UN distributes Ramadan meals to 55,000 Libyan refugees in Tunisia
|Publisher||UN News Service|
|Publication Date||3 August 2011|
|Cite as||UN News Service, UN distributes Ramadan meals to 55,000 Libyan refugees in Tunisia, 3 August 2011, available at: http://www.refworld.org/docid/4e3f8e242.html [accessed 19 April 2014]|
|Disclaimer||This is not a UNHCR publication. UNHCR is not responsible for, nor does it necessarily endorse, its content. Any views expressed are solely those of the author or publisher and do not necessarily reflect those of UNHCR, the United Nations or its Member States.|
The logistics of the operation have gone very smoothly thanks to cooperation between all those involved, including the Government, Nasir Abel Fernandes, the UN High Commissioner for Refugees (UNHCR) senior emergency coordinator in southern Tunisia, said today.
Some 400 staff from UNHCR and other local and international organizations, including the World Food Programme (WFP), have helped pack, transport and distribute the food at more than 34 distribution points across southern Tunisia.
Well over half a million people, including migrant workers, refugees and asylum-seekers, have fled to Tunisia since fighting erupted in February between a pro-democracy movement and the four-decades-old regime of Muammar al-Qadhafi.
Most of the Libyans have few resources and are happy to receive the food. "This donation will be a great help in cutting down family expenses during Ramadan," said 72-year-old Ali as he queued for his food package in UNHCR's Al Khayr distribution centre in the town of Tataouine.
Ali, who fled to Tunisia in April with a large group of relatives, said Ramadan was very important to him and his family. "Ramadan is an occasion for family reunions," he said, adding sadly: "Although the Tunisians are being very generous, we are finding it difficult to feel at home because our community network has been disrupted."

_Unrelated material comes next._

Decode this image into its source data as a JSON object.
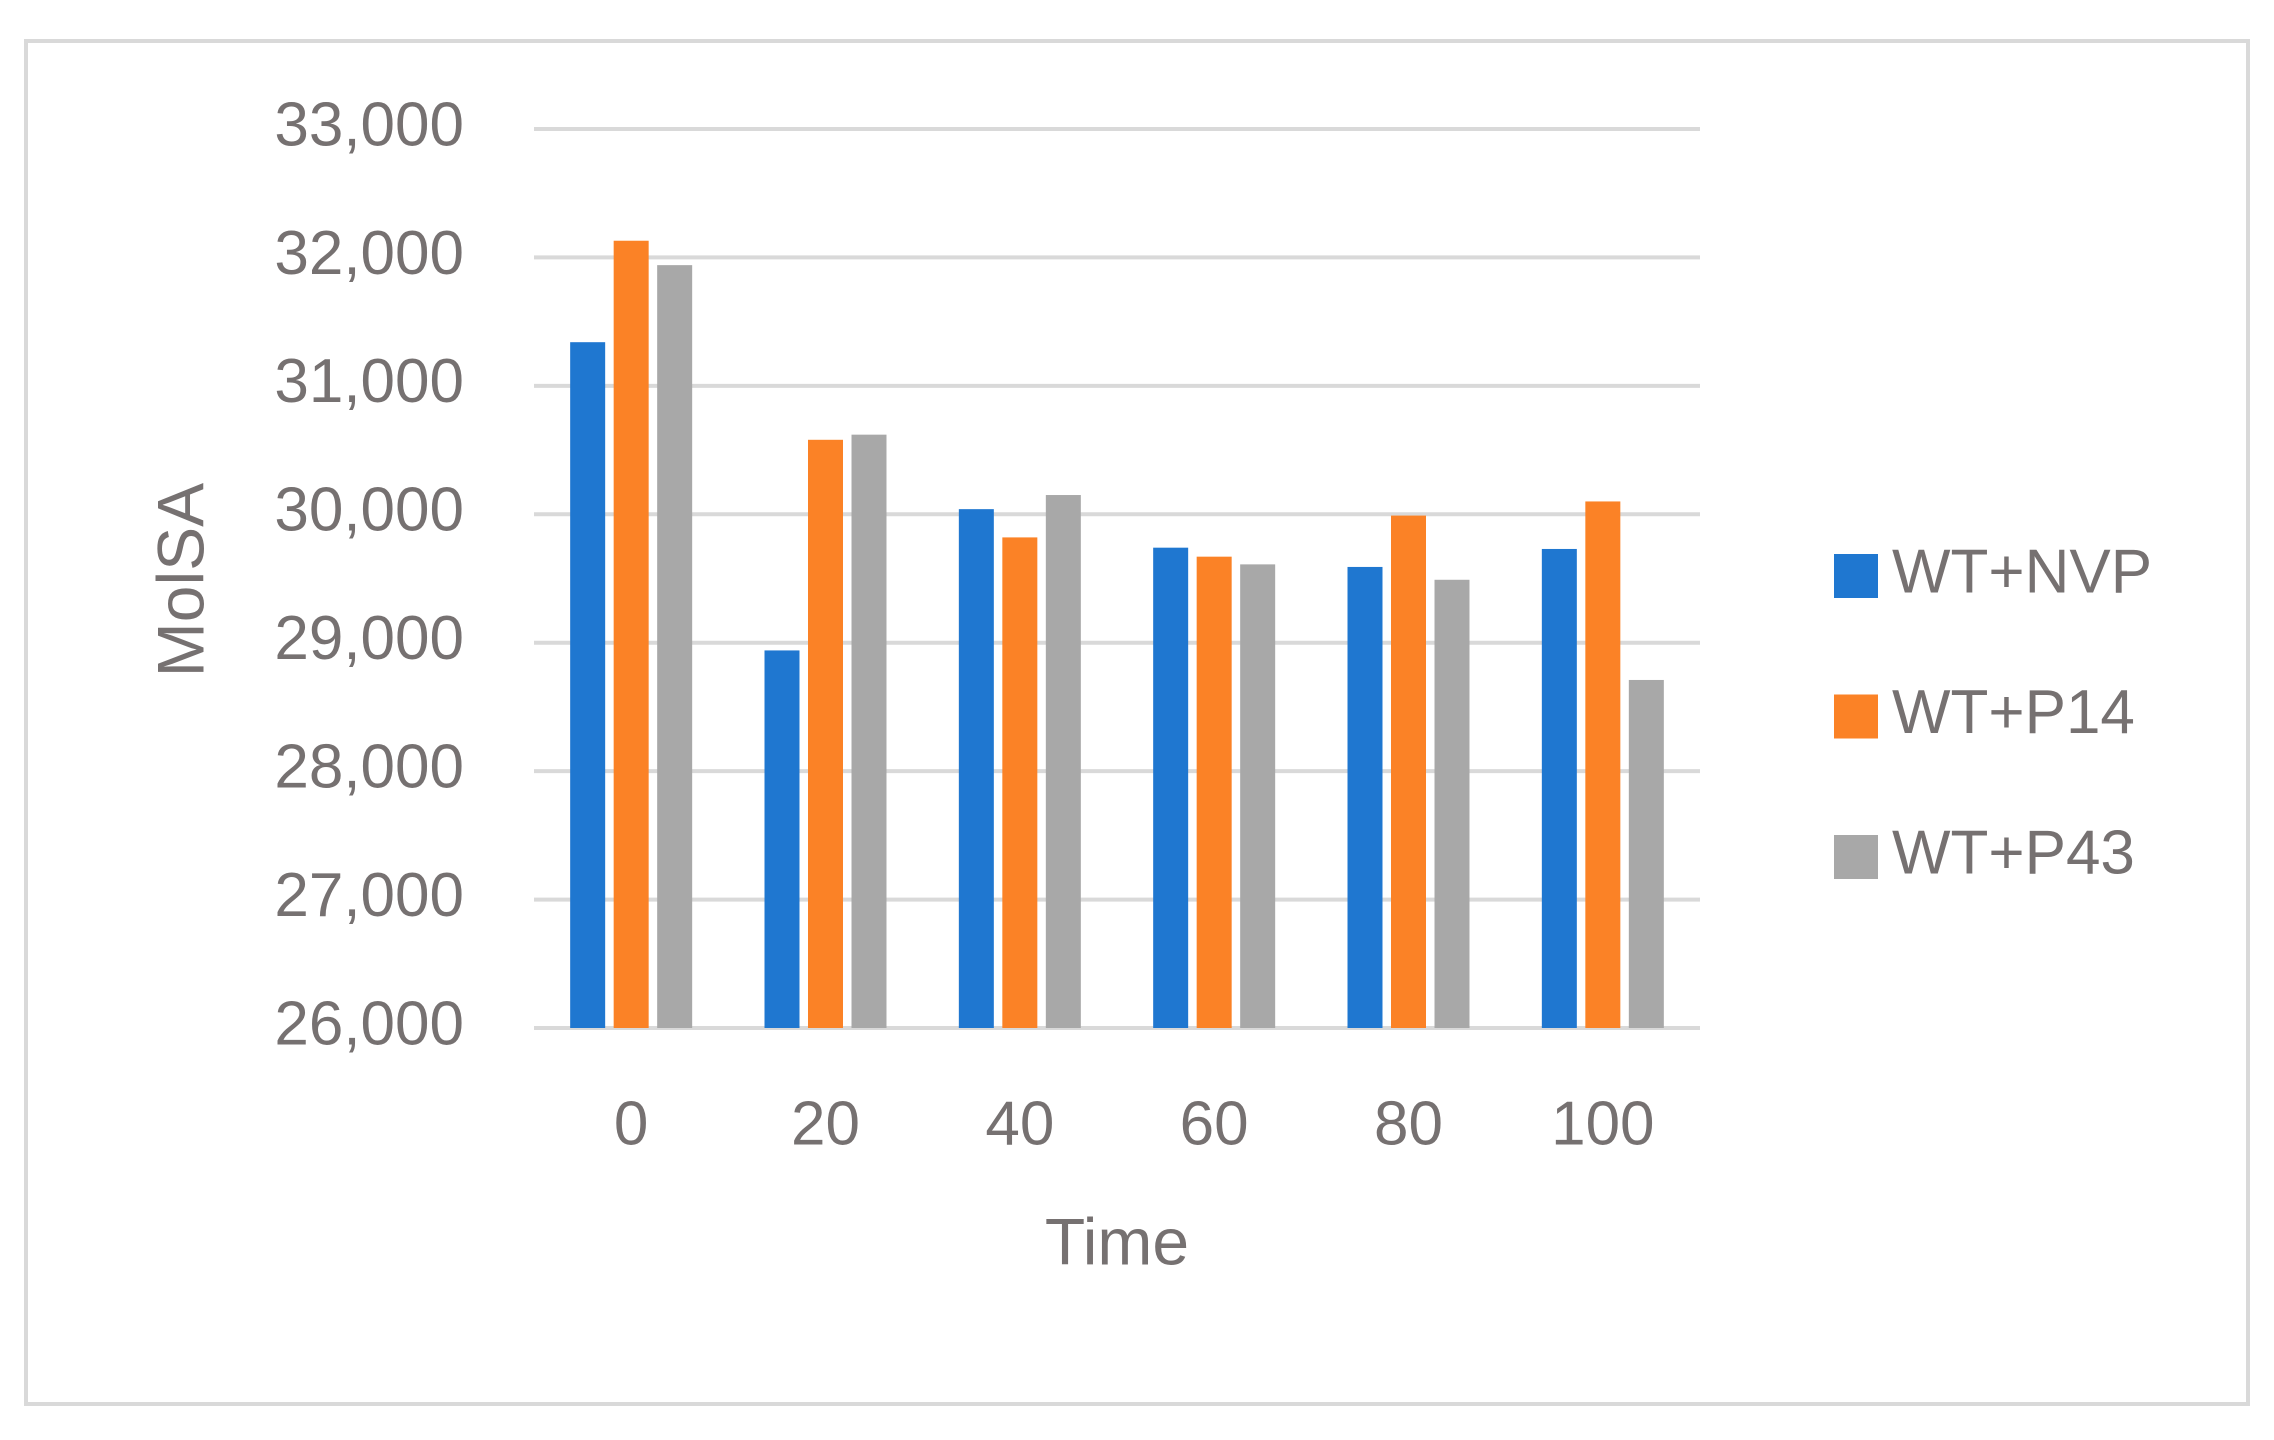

Fifteen items, including rice, pasta, couscous, oil, tomato paste, tuna, sugar and dates, are being handed out in five southern Tunisian provinces, where tens of thousands of Libyans are staying in camps or living with host families. The food will be eaten during iftar, the evening meal. During Ramadan, which started on Monday, Muslims are forbidden to eat or drink during daylight hours.
Other organizations taking part in the operation are the Tunisian Red Crescent, the United Arab Emirates Red Crescent, Islamic Relief, Al Tawoon, Secours Islamique France, Secours Populaire Français, Wafa Relief and the Libyan Relief Committee.